Carlos Tanner

As the director of the Ayahuasca Foundation in Peru, I develop healing retreat, educational courses, and host plant medicine research, always striving to find ways to communicate challenging concepts that might open more pathways to healing.
Peru
After graduating from UMass in 1997 with degrees in philosophy and art, I spent time traveling around the country exploring life as a young adult. I found a career in graphic design and became a production manager for New Mass Media, creating ads and laying out weekly papers in the Northeast. I also found a deepening depression and dissatisfaction with what was supposed to be my success in life. I began drinking and doing drugs to the point where, in 2003, I woke up in my car, underwater, having driven my car into a river after blacking out behind the wheel.
This powerful experience was more than just waking up to survive a nearly fatal accident, it was also waking up to a realization that I needed to make significant changes in my life's path. The first change to my path was by way of a trip to the Amazon rainforest of Peru just a few weeks later. I spent several weeks in the jungle, where I drank ayahuasca in five ceremonies led by a curandero named don Juan. I was able to heal deep traumas that I recognized to be the true source of my depression and addiction. I was also invited by don Juan to become his apprentice.
In January, 2004, I moved to Iquitos, Peru, and began living with don Juan and his family, studying the science of plant medicine and the ayahuasca healing tradition. After four years, I came up with the idea to start the Ayahuasca Foundation, which became a legally registered non-profit organization in 2009. My journey since then has been an incredible collaboration with amazing people from all over the globe. In 2017, our organization opened the Riosbo Ayahuasca Retreat and Research Center, where we have hosted important research into the healing potential of treatment with ayahuasca in the Shipibo tradition. These studies have been published in several journals, including Frontiers in Psychiatry. We are currently conducting research in collaboration with the Heroic Hearts Project on the effectiveness of ayahuasca plant medicine treatment for PTSD in veterans.

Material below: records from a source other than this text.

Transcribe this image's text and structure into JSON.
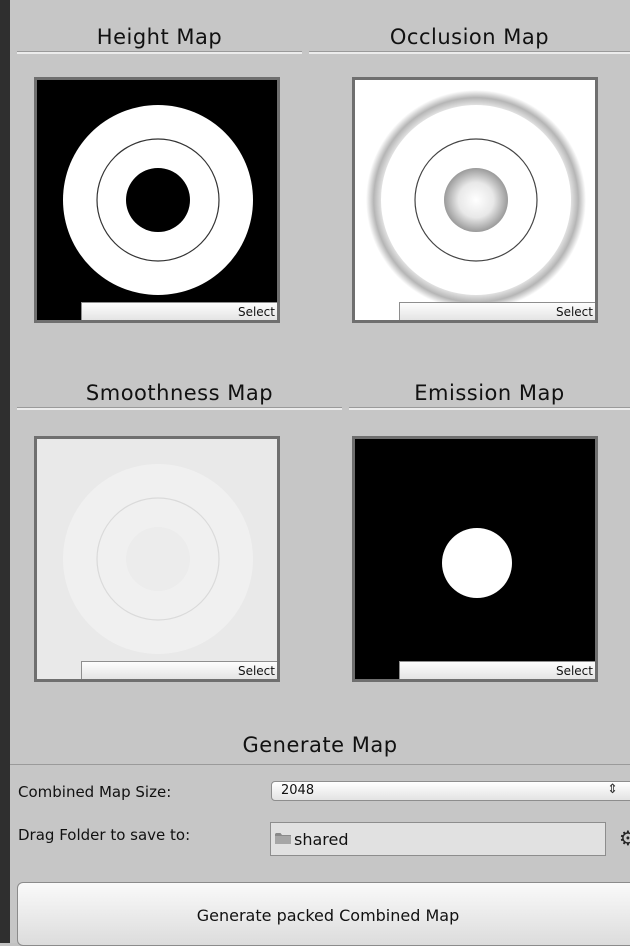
{
  "maps": {
    "height": {
      "title": "Height Map",
      "select_label": "Select"
    },
    "occlusion": {
      "title": "Occlusion Map",
      "select_label": "Select"
    },
    "smoothness": {
      "title": "Smoothness Map",
      "select_label": "Select"
    },
    "emission": {
      "title": "Emission Map",
      "select_label": "Select"
    }
  },
  "generate": {
    "title": "Generate Map",
    "size_label": "Combined Map Size:",
    "size_value": "2048",
    "folder_label": "Drag Folder to save to:",
    "folder_value": "shared",
    "button_label": "Generate packed Combined Map"
  },
  "icons": {
    "folder": "folder-icon",
    "dropdown": "dropdown-arrow-icon",
    "settings": "gear-icon"
  },
  "colors": {
    "panel_bg": "#c6c6c6",
    "edge": "#2f2f2f"
  }
}
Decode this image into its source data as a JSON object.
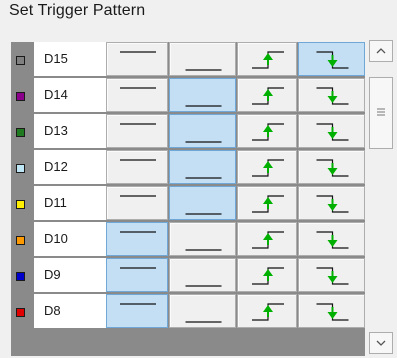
{
  "title": "Set Trigger Pattern",
  "rows": [
    {
      "label": "D15",
      "color": "#808080",
      "selected": 3
    },
    {
      "label": "D14",
      "color": "#8b008b",
      "selected": 1
    },
    {
      "label": "D13",
      "color": "#1f7a1f",
      "selected": 1
    },
    {
      "label": "D12",
      "color": "#bfe6f5",
      "selected": 1
    },
    {
      "label": "D11",
      "color": "#ffee00",
      "selected": 1
    },
    {
      "label": "D10",
      "color": "#ff9900",
      "selected": 0
    },
    {
      "label": "D9",
      "color": "#0000cc",
      "selected": 0
    },
    {
      "label": "D8",
      "color": "#e00000",
      "selected": 0
    }
  ],
  "buttons": [
    "high-level-icon",
    "low-level-icon",
    "rising-edge-icon",
    "falling-edge-icon"
  ],
  "colors": {
    "edge_arrow": "#00b000",
    "selected_fill": "#c4def3"
  },
  "scrollbar": {
    "up_icon": "chevron-up-icon",
    "down_icon": "chevron-down-icon",
    "thumb_icon": "grip-icon"
  }
}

We contribute to indigenous communities and to organizations that strive to protect the Amazon rainforest. We hope to provide healing for more and more people in the healthcare industry, and to influence new curriculums in psychedelic assisted therapy as the global community remembers the value of ancestral wisdom in healing traditions that use psychedelic plant medicines to regain balance in our personal systems as well as our societal systems. It's such a blessing to be able to walk this path, as it is provides a level of fulfillment that I could have never imagined possible. I wish you infinite blessings of peace, light, and love in your own paths to healing and fulfillment.